POSIX bashing

Chris Ott chris at imsdx3.UUCP
Fri Apr 12 18:05:10 AEST 1991


Oh well, someday I hope to post an article that's useful to someone, but
for now, I guess I'm just going to have to be satisfied with complaining
about the general state of things.

In article <1991Mar30.202637.8629 at kithrup.COM>,  sef at kithrup.COM
(Sean Eric Fagan) claims:
> (Yes, sco does listen and look at the bug reports!)

Hmm... I find this hard to believe, considering the amount of stuff that
was left out of SCO UNIX. For example:

  1) Symbolic links. C'mon guys, how hard can this be to implement?

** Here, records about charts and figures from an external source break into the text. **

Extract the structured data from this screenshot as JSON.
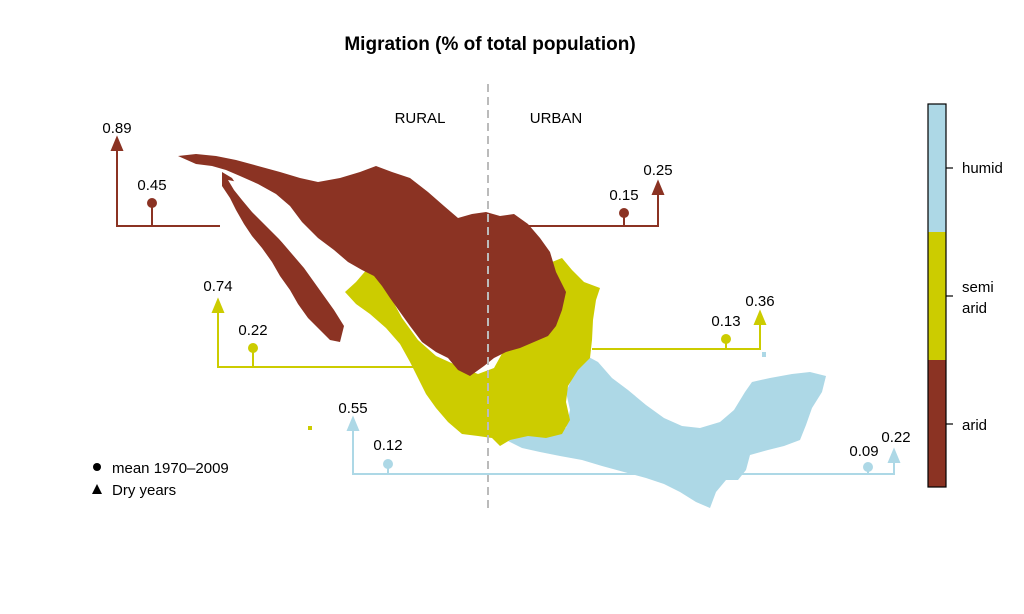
{
  "title": "Migration (% of total population)",
  "divider_labels": {
    "left": "RURAL",
    "right": "URBAN"
  },
  "colors": {
    "arid": "#8b3323",
    "semi_arid": "#cccc00",
    "humid": "#add8e6",
    "divider": "#bbbbbb"
  },
  "climate_scale": [
    {
      "name": "humid",
      "color": "#add8e6"
    },
    {
      "name": "semi arid",
      "lines": [
        "semi",
        "arid"
      ],
      "color": "#cccc00"
    },
    {
      "name": "arid",
      "color": "#8b3323"
    }
  ],
  "legend": {
    "mean_label": "mean 1970–2009",
    "dry_label": "Dry years"
  },
  "chart_data": {
    "type": "map",
    "title": "Migration (% of total population)",
    "regions": [
      {
        "climate": "arid",
        "rural_mean": "0.45",
        "rural_dry": "0.89",
        "urban_mean": "0.15",
        "urban_dry": "0.25"
      },
      {
        "climate": "semi arid",
        "rural_mean": "0.22",
        "rural_dry": "0.74",
        "urban_mean": "0.13",
        "urban_dry": "0.36"
      },
      {
        "climate": "humid",
        "rural_mean": "0.12",
        "rural_dry": "0.55",
        "urban_mean": "0.09",
        "urban_dry": "0.22"
      }
    ]
  }
}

  2) Reasonably long filenames. Yes, I know 14 characters is "standard"
     System V, but gimme a break. I don't think you need to go all out
     and allow 255 characters like BSD, but you've added extenstions
     anyway. At least allow 30 or 40 characters.

  3) SCO UNIX does not have a real C compiler. Aside from some pretty
     basic C constructs that it doesn't accept, it doesn't even produce
     COFF output files. It produces Xenix output files, and runs a
     program (cvtomf?) to convert them to COFF format. This wouldn't
     be so bad if it wasn't for the fact that I often get the message
     "Too many modules" or something. Arrgh. In fact, after looking
     around the system, we've decided that a large number of the
     utilities have actually been copied straight from Xenix, since
     most of them are Xenix object files.
 
  4) Also, don't try to defend yourself by saying that you're trying to
     be "standard" System V. The thing that gets me the most is that
     SCO UNIX has all these extensions, when the basic stuff isn't all
     there. That should have been taken care of first. The extensions
     shoudn't have been added until afterwards.  As an example, I was
     unable to compile GCC on SCO UNIX; I had to compile it on a Prime
     EXL (which compiled it using the same configuration without so much
     as a warning message, incidently) and copy the binary over to the
     SCO machine.

There are plenty of other problems; these are just the ones I could
think of off the top of my head.  I can't believe that I'm the only
person who wants these capabilities. I'm probably not even in the
minority, so, if SCO really does listen to their customers, why aren't
they in there?

-- 
===============================================================================
Chris Ott                      | Infatuation is blind, not love.  A person
Information Management Systems | in love can see the other's faults, but
...!uunet!bria!imsdx3!chris    | loves them anyway.